I know that when I seem cold it’s because I’m overwhelmed. Because other people’s feelings and expressions are poured over me like water from a big bucket.
(As some of you probably have figured out, English isn’t my first language and I haven’t written in English regularly for many years. It’s scary to publish texts with errors and misstakes, but I miss English enough to do it anyway.)
Don’t assume an autistic person knows how their experience differs from others but is just unable to put it to words. A lot of us have spent a lot of time being told we’re not different so much that we discount our own perception in favor of what others say is true, and additionally, it’s really hard to realize that others don’t see or hear or smell or taste or touch or otherwise feel the world as you do. The block might be coming at a far more fundamental level – the level of simply not realizing that not everyone finds bright sunlight more painful than a sprained ankle or finds a crowded room fear-provoking, or what have you. Maybe words aren’t where the breakdown’s happening. Maybe it’s happening at the not-realizing-it’s-not-a-moral-failing level.

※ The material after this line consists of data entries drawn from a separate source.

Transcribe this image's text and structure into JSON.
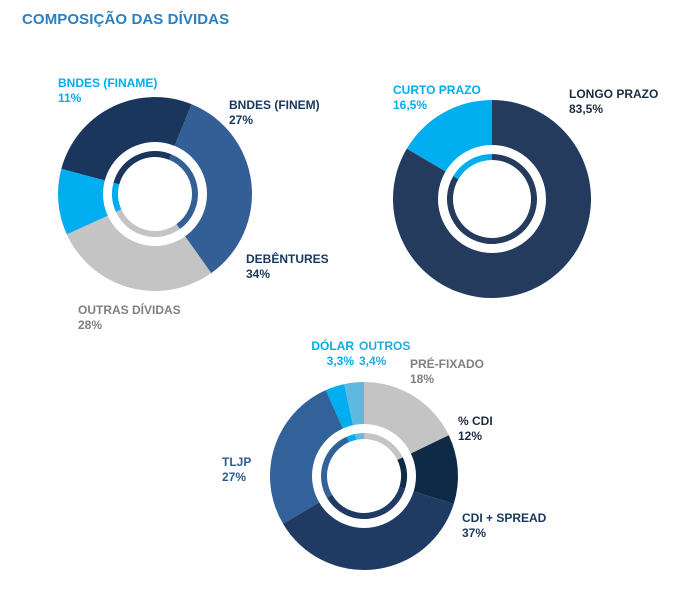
{
  "title": "COMPOSIÇÃO DAS DÍVIDAS",
  "chart_data": [
    {
      "type": "pie",
      "subtype": "donut",
      "slices": [
        {
          "label": "BNDES (FINEM)",
          "value": 27,
          "display": "27%",
          "color": "#1b365d"
        },
        {
          "label": "DEBÊNTURES",
          "value": 34,
          "display": "34%",
          "color": "#345f96"
        },
        {
          "label": "OUTRAS DÍVIDAS",
          "value": 28,
          "display": "28%",
          "color": "#c4c4c4"
        },
        {
          "label": "BNDES (FINAME)",
          "value": 11,
          "display": "11%",
          "color": "#00aeef"
        }
      ]
    },
    {
      "type": "pie",
      "subtype": "donut",
      "slices": [
        {
          "label": "LONGO PRAZO",
          "value": 83.5,
          "display": "83,5%",
          "color": "#243b5e"
        },
        {
          "label": "CURTO PRAZO",
          "value": 16.5,
          "display": "16,5%",
          "color": "#00aeef"
        }
      ]
    },
    {
      "type": "pie",
      "subtype": "donut",
      "slices": [
        {
          "label": "PRÉ-FIXADO",
          "value": 18,
          "display": "18%",
          "color": "#c4c4c4"
        },
        {
          "label": "% CDI",
          "value": 12,
          "display": "12%",
          "color": "#0f2a47"
        },
        {
          "label": "CDI + SPREAD",
          "value": 37,
          "display": "37%",
          "color": "#1f3a63"
        },
        {
          "label": "TLJP",
          "value": 27,
          "display": "27%",
          "color": "#33619a"
        },
        {
          "label": "DÓLAR",
          "value": 3.3,
          "display": "3,3%",
          "color": "#00aeef"
        },
        {
          "label": "OUTROS",
          "value": 3.4,
          "display": "3,4%",
          "color": "#5fb8e0"
        }
      ]
    }
  ]
}
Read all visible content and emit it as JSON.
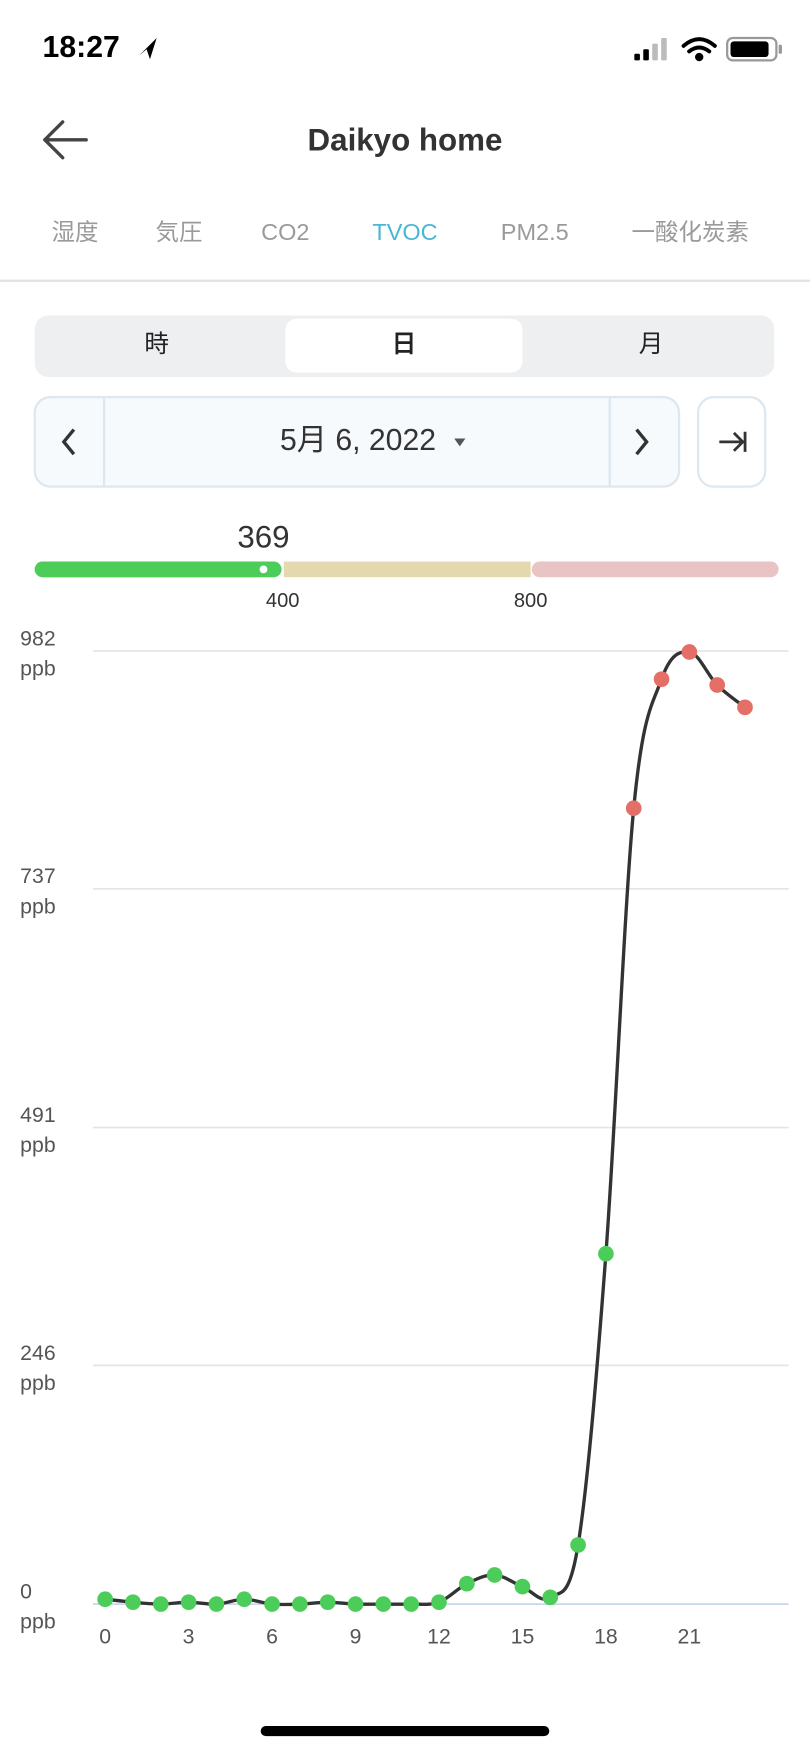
{
  "status": {
    "time": "18:27"
  },
  "header": {
    "title": "Daikyo home"
  },
  "tabs": {
    "items": [
      "湿度",
      "気圧",
      "CO2",
      "TVOC",
      "PM2.5",
      "一酸化炭素"
    ],
    "active": 3
  },
  "segments": {
    "items": [
      "時",
      "日",
      "月"
    ],
    "active": 1
  },
  "date": "5月 6, 2022",
  "gauge": {
    "value": 369,
    "lim": [
      0,
      1200
    ],
    "ticks": [
      400,
      800
    ],
    "colors": [
      "#4ccd59",
      "#e4d9ae",
      "#e8c5c4"
    ]
  },
  "chart_data": {
    "type": "line",
    "x": [
      0,
      1,
      2,
      3,
      4,
      5,
      6,
      7,
      8,
      9,
      10,
      11,
      12,
      13,
      14,
      15,
      16,
      17,
      18,
      19,
      20,
      21,
      22,
      23
    ],
    "series": [
      {
        "name": "TVOC",
        "color": "#333333",
        "values": [
          5,
          2,
          0,
          2,
          0,
          5,
          0,
          0,
          2,
          0,
          0,
          0,
          2,
          21,
          30,
          18,
          7,
          61,
          361,
          820,
          953,
          981,
          947,
          924
        ]
      }
    ],
    "point_colors": [
      "#4ccd59",
      "#e4d9ae",
      "#e36f66"
    ],
    "xlim": [
      -0.44,
      24.57
    ],
    "xticks": [
      0,
      3,
      6,
      9,
      12,
      15,
      18,
      21
    ],
    "ylim": [
      0,
      982
    ],
    "yticks": [
      0,
      246,
      491,
      737,
      982
    ],
    "y_unit": "ppb",
    "grid": true
  }
}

One of the more disturbing elements of a bad experiences with health care is that every time my health gets worse, not only do I have to deal with that but also with triggered memories. It’s a heavy reminder om how vulnerable I am. The last couple of days my heart has been hurting, my legs burning with my pain and my temperature has been bouncing up and down. I know that if I had a doctor who could help my find out why this is happening more and more frequently, I could release myself from a lot of worrying and get proper help. But there is no such doctor available. The doctor who diagnosed me with POTS and central sensitization is no longer available and my GP doesn’t know what POTS is and doesn’t have the time to care. Going to the ER during summer chaos is certainly not an option.
Of course, all the memories and the anxiety it brings make my symptoms worse and then I start doubting myself. What if all of this is just in my head? What if the PEM and sensory overloads aren’t really happening? I know this is not the case but every time I’ve been pushed and pressured to keep doing things that are hurting myself while being told that it’s just in my head – it did something to me.